Escogí el turno vespertino, me desperté tarde para asaltar al turno de la mañana. Conseguí un coche prestado y me estacioné a unas cuadras. Para calmar la ansiedad y los nervios, me lleve una anforita con mezcal de Atécuaro. Me encaminé al súper mercado a paso seguro, nada me detendría. Toqué la pistola, era frágil y ligera, la sujeté bien sobre el pantalón, había olvidado un detalle; pintarle el circulo naranja que tenía en la punta. Antes de entrar, respiré hondo y pausado. Abrí las puertas de par en par cuando sonó el celular. Carajo, había olvidado ponerlo en vibrador. Era una llamada de Estados Unidos:

 —Buenas tardes, señor, con Salvador Munguía –hablaba con un español horrible.

—El mismo, ¿quién llama?

—Mi nombre es Brayan Hernández, me recuerda, soy el orientador social, le marco de las oficinas del condado de Kern, CA.

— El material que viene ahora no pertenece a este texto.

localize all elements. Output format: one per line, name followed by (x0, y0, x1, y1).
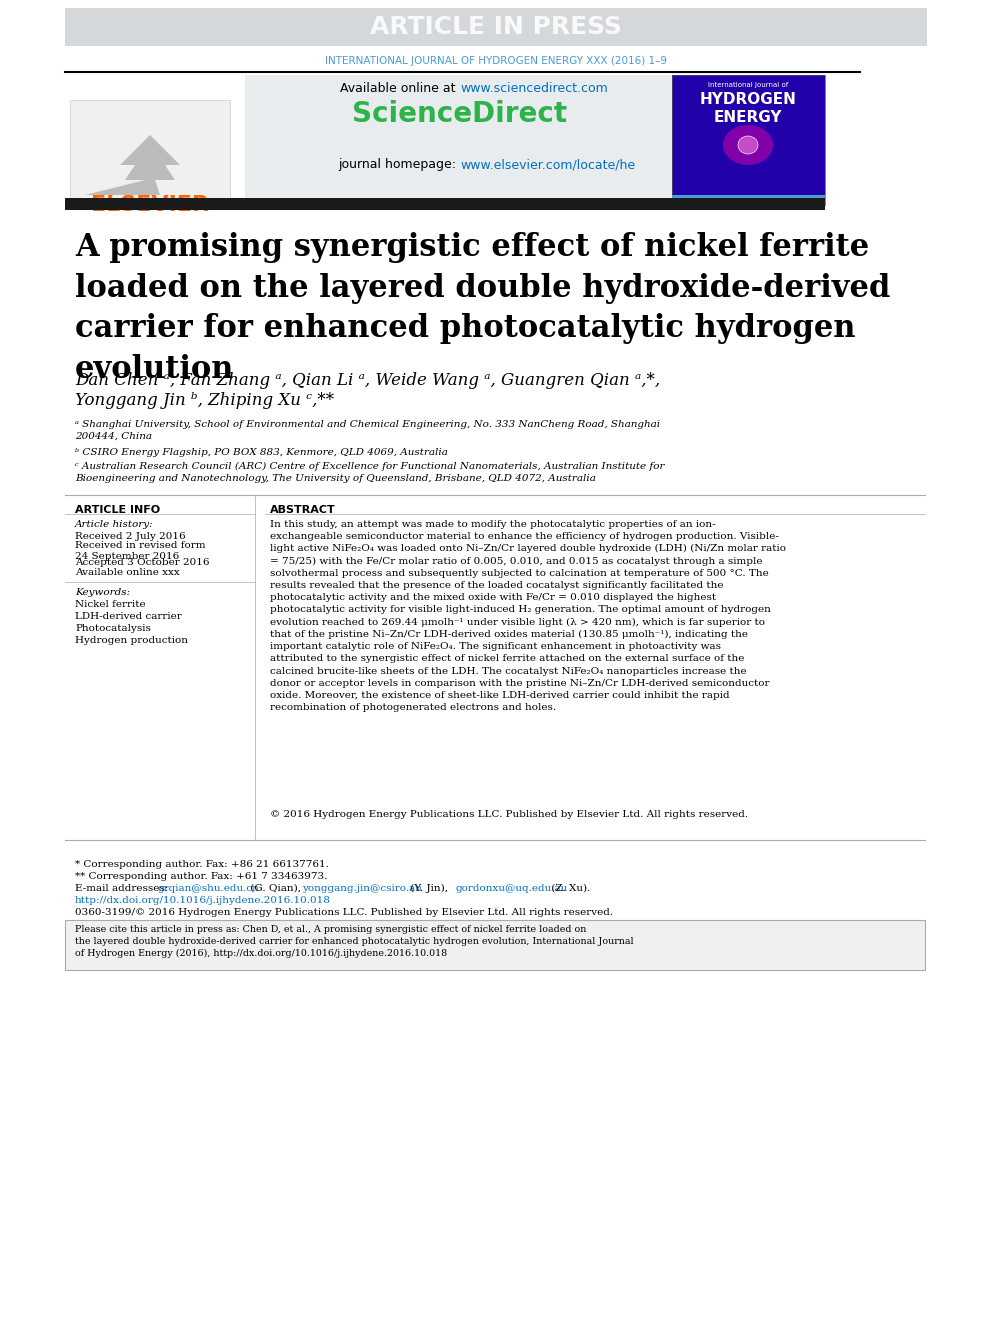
Bar (65, 198, 825, 210)
Text: gordonxu@uq.edu.au: gordonxu@uq.edu.au (455, 884, 567, 893)
Text: Received in revised form
24 September 2016: Received in revised form 24 September 20… (75, 541, 205, 561)
Text: (Z. Xu).: (Z. Xu). (548, 884, 590, 893)
Text: LDH-derived carrier: LDH-derived carrier (75, 613, 182, 620)
Text: 0360-3199/© 2016 Hydrogen Energy Publications LLC. Published by Elsevier Ltd. Al: 0360-3199/© 2016 Hydrogen Energy Publica… (75, 908, 613, 917)
Text: Keywords:: Keywords: (75, 587, 130, 597)
Text: INTERNATIONAL JOURNAL OF HYDROGEN ENERGY XXX (2016) 1–9: INTERNATIONAL JOURNAL OF HYDROGEN ENERGY… (325, 56, 667, 66)
Text: E-mail addresses:: E-mail addresses: (75, 884, 172, 893)
Text: ELSEVIER: ELSEVIER (91, 194, 209, 216)
Text: ᶜ Australian Research Council (ARC) Centre of Excellence for Functional Nanomate: ᶜ Australian Research Council (ARC) Cent… (75, 462, 665, 483)
Bar (245, 75, 675, 205)
Text: Hydrogen production: Hydrogen production (75, 636, 188, 646)
Text: * Corresponding author. Fax: +86 21 66137761.: * Corresponding author. Fax: +86 21 6613… (75, 860, 329, 869)
Text: Please cite this article in press as: Chen D, et al., A promising synergistic ef: Please cite this article in press as: Ch… (75, 925, 634, 958)
Text: ᵇ CSIRO Energy Flagship, PO BOX 883, Kenmore, QLD 4069, Australia: ᵇ CSIRO Energy Flagship, PO BOX 883, Ken… (75, 448, 447, 456)
Text: HYDROGEN: HYDROGEN (699, 93, 797, 107)
Text: Dan Chen ᵃ, Fan Zhang ᵃ, Qian Li ᵃ, Weide Wang ᵃ, Guangren Qian ᵃ,*,: Dan Chen ᵃ, Fan Zhang ᵃ, Qian Li ᵃ, Weid… (75, 372, 660, 389)
Text: In this study, an attempt was made to modify the photocatalytic properties of an: In this study, an attempt was made to mo… (270, 520, 786, 712)
Ellipse shape (723, 124, 773, 165)
Text: Accepted 3 October 2016: Accepted 3 October 2016 (75, 558, 209, 568)
Text: Available online at: Available online at (340, 82, 460, 95)
Text: International Journal of: International Journal of (708, 82, 788, 89)
Text: yonggang.jin@csiro.au: yonggang.jin@csiro.au (302, 884, 422, 893)
Text: Received 2 July 2016: Received 2 July 2016 (75, 532, 186, 541)
Text: (Y. Jin),: (Y. Jin), (407, 884, 451, 893)
Text: journal homepage:: journal homepage: (338, 157, 460, 171)
Text: Article history:: Article history: (75, 520, 154, 529)
Bar (672, 75, 825, 205)
Bar (70, 101, 230, 200)
Text: ABSTRACT: ABSTRACT (270, 505, 335, 515)
Text: ARTICLE INFO: ARTICLE INFO (75, 505, 160, 515)
Text: www.sciencedirect.com: www.sciencedirect.com (460, 82, 608, 95)
Bar (65, 8, 927, 46)
Text: A promising synergistic effect of nickel ferrite
loaded on the layered double hy: A promising synergistic effect of nickel… (75, 232, 891, 385)
Text: (G. Qian),: (G. Qian), (247, 884, 305, 893)
Text: ᵃ Shanghai University, School of Environmental and Chemical Engineering, No. 333: ᵃ Shanghai University, School of Environ… (75, 419, 660, 441)
Text: Nickel ferrite: Nickel ferrite (75, 601, 146, 609)
Text: Available online xxx: Available online xxx (75, 568, 180, 577)
Text: ScienceDirect: ScienceDirect (352, 101, 567, 128)
Text: ENERGY: ENERGY (714, 110, 783, 124)
Polygon shape (85, 135, 180, 194)
Text: ** Corresponding author. Fax: +61 7 33463973.: ** Corresponding author. Fax: +61 7 3346… (75, 872, 327, 881)
Text: www.elsevier.com/locate/he: www.elsevier.com/locate/he (460, 157, 635, 171)
Ellipse shape (738, 136, 758, 153)
Bar (672, 194, 825, 205)
Bar (65, 919, 925, 970)
Text: Yonggang Jin ᵇ, Zhiping Xu ᶜ,**: Yonggang Jin ᵇ, Zhiping Xu ᶜ,** (75, 392, 334, 409)
Text: © 2016 Hydrogen Energy Publications LLC. Published by Elsevier Ltd. All rights r: © 2016 Hydrogen Energy Publications LLC.… (270, 810, 748, 819)
Text: grqian@shu.edu.cn: grqian@shu.edu.cn (157, 884, 259, 893)
Bar (672, 75, 825, 205)
Text: Photocatalysis: Photocatalysis (75, 624, 151, 632)
Text: ARTICLE IN PRESS: ARTICLE IN PRESS (370, 15, 622, 38)
Text: http://dx.doi.org/10.1016/j.ijhydene.2016.10.018: http://dx.doi.org/10.1016/j.ijhydene.201… (75, 896, 331, 905)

—Sí, claro que te recuerdo.

—¿Cómo está el pequeño Nicolás?

—Bien, por cumplir su primer año.

—Vaya preparándole una buena fiesta, la pensión alimenticia de Nicolás Munguía ha sido aprobada por el programa de Child Support del condado de Kern, CA.

Silencio total.

Por un momento no escuché ni el murmullo de los autos. Sólo escuchaba los latidos de mi corazón que galopaban con fuerza. No sabía qué decir. Un pedazo de nada me atragantaba el cogote.

—Buenooo, buenoooo, está ahí señor Salvador, si buenoooo -dijo Santo Brayan.

Por fin reaccioné: —Sí, dígame.

—Ocupo que me mande su número de cuenta. La cantidad será de… permítame, ahorita se la digo… se les pagará en 2 exhibiciones, una ahora y otra a fin de año, será por los próximos 6 años.

Los preparativos

 —A ver, Salvador, te voy a repetir la lista de lo que ya pagamos: es el salón de fiestas, el señor de los tacos, los 3 meseros, las 3 cubetas de ceviche, el pastel, el desechable, las gelatinas, 3 juegos inflables, 2 camas elásticas, 5 piñatas, 150 aguinaldos, 10 cartones de cerveza, 3 botellas de vodka, 3 de ron y un litro de mezcal.

—Apunta bien, son: 30 cartones de cerveza, una caja de botellas de vodka, una caja de botellas de ron, tres garrafones de mezcal.

—No es tu fiesta, eso es mucho alcohol –dijo histérica.

—Tampoco es tuya, y comprar alcohol nunca será exagerado –contesté sereno.

—Es una fiesta de niños, te recuerdo.

—Después de cierta edad las fiestas de niños son el mejor pretexto para que los adultos se emborrachen –repliqué.

—Te vas a terminar la pensión del niño.

—Para eso es, y espérate, mi suerte a penas empieza.

— ¿Qué más falta señor Munguía? -dijo en tono sarcástico.

—El norteño… Y recuérdeme llevar un chingo de flores a la tumba de mi abuela.